Даром ей это не прошло, ее сильно прессинговали за бывшего мужа-эмигранта из красот социализма, и Симе пришлось уйти с работы. А она и не особо переживала, осела временно и удобно в музее научным сотрудником переждать шумиху. А искренне благодарный бывший муж-профессор, уезжая, оставил Серафиме квартиру и что-то там еще.
Но опять же это только княгинюшкины тайны и истории.
Как ни смешно, но и со вторым мужем Сима дружит до сих пор: они частенько перезваниваются, переписываются по электронной почте, ездят друг к другу в гости. Сима в девяносто каком-то лохматом году спасла ему жизнь, когда он попал в больницу, тяжело заболев, и позвонил ей проститься. Княгинюшка понеслась «в эту Америку», и тамошние врачи поняли, почему русские победили во Второй мировой войне – Сима устроила им там такую Курскую битву! Подняла всех специалистов на ноги, пригрозила миллионными судебными исками – словом, резвилась от души! Но профессора поставила на ноги, не отходила от него ни на минуту, кормила с ложечки, весь период реабилитации ухаживала, как за ребенком.
И спасла-таки!
В третий, и «окончательный», как говорит Сима, раз она вышла замуж за академика Гольдина, подведя итог своей матримониальности: «За двадцать лет я, наконец, научилась выбирать мужей – от кандидатов наук, отягощенных мамашами с мерзким характером, к красавцам академикам!»

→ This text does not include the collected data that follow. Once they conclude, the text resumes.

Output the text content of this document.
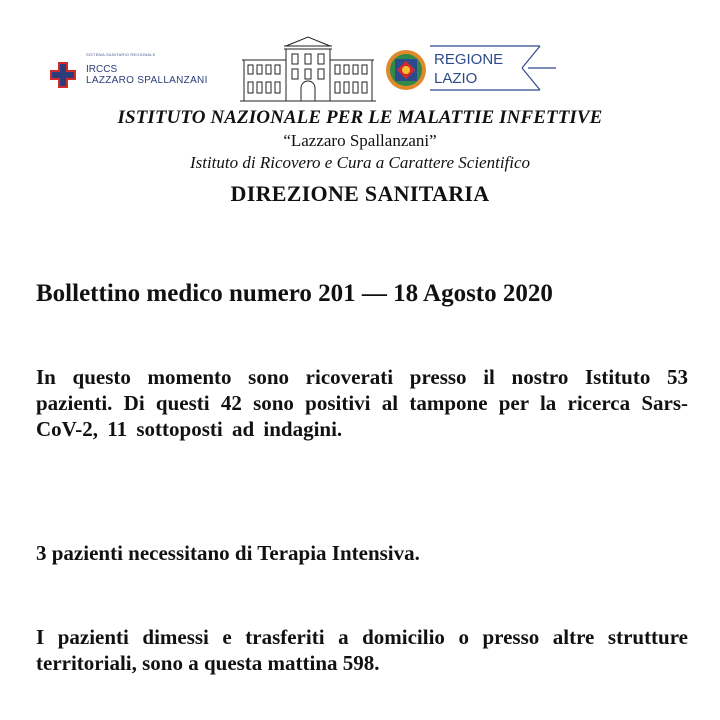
SISTEMA SANITARIO REGIONALE
IRCCS
LAZZARO SPALLANZANI
REGIONE
LAZIO
ISTITUTO NAZIONALE PER LE MALATTIE INFETTIVE
“Lazzaro Spallanzani”
Istituto di Ricovero e Cura a Carattere Scientifico
DIREZIONE SANITARIA
Bollettino medico numero 201 — 18 Agosto 2020
In questo momento sono ricoverati presso il nostro Istituto 53 pazienti. Di questi 42 sono positivi al tampone per la ricerca Sars-CoV-2, 11 sottoposti ad indagini.
3 pazienti necessitano di Terapia Intensiva.
I pazienti dimessi e trasferiti a domicilio o presso altre strutture territoriali, sono a questa mattina 598.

Классный был дядька Евгений Симонович Гольдин, кому академик, а кому дядя Женя.
Третье замужество стало для тетушки «Самым», с большой буквы.
Единственная настоящая сильная любовь и счастье от первого до последнего дня совместной жизни. Стася очень хорошо помнила, какой была в то время княгинюшка, будто светилась изнутри, улыбалась все время, смеялась, шутила и все поглядывала на своего Евгеньюшку влюбленными глазами.
Он умер. Во сне. И больше Стася такой княгинюшку никогда не видела.
У Евгения Симоновича не было родственников. Вернее, они были до определенной поры. Родители его давно почили, с первой женой дядя Женя развелся задолго до встречи с Симой, братьев-сестер не имел, какие-то дальние родственники числились, но отношений близких не поддерживали. Был сын Саша, Стаська его хорошо помнила, он приезжал к ним часто – веселый, шумный, большой, до глаз заросший бородищей. Когда он появлялся, начинался шум. Смех, диковинные истории про тайгу, в которой Саша проводил большую часть времени – работал не то геологом, не то нефтяником. Там, в экспедиции, и погиб. Дядя Женя и Сима тяжело пережили его смерть. Это Стаська тоже помнила – тишину и подавленность в доме и тетушкины тихие слезы.
За неимением других близких родственников, после смерти дяди Жени Симе досталась академическая квартира и дача в подмосковном поселке, некогда прозванном «научным филиалом» за принадлежность ученым одного профильного направления, и домработница Зоя Михайловна, всю жизнь верой и правдой служившая семье Гольдиных и без размышлений взявшая под крыло Серафиму.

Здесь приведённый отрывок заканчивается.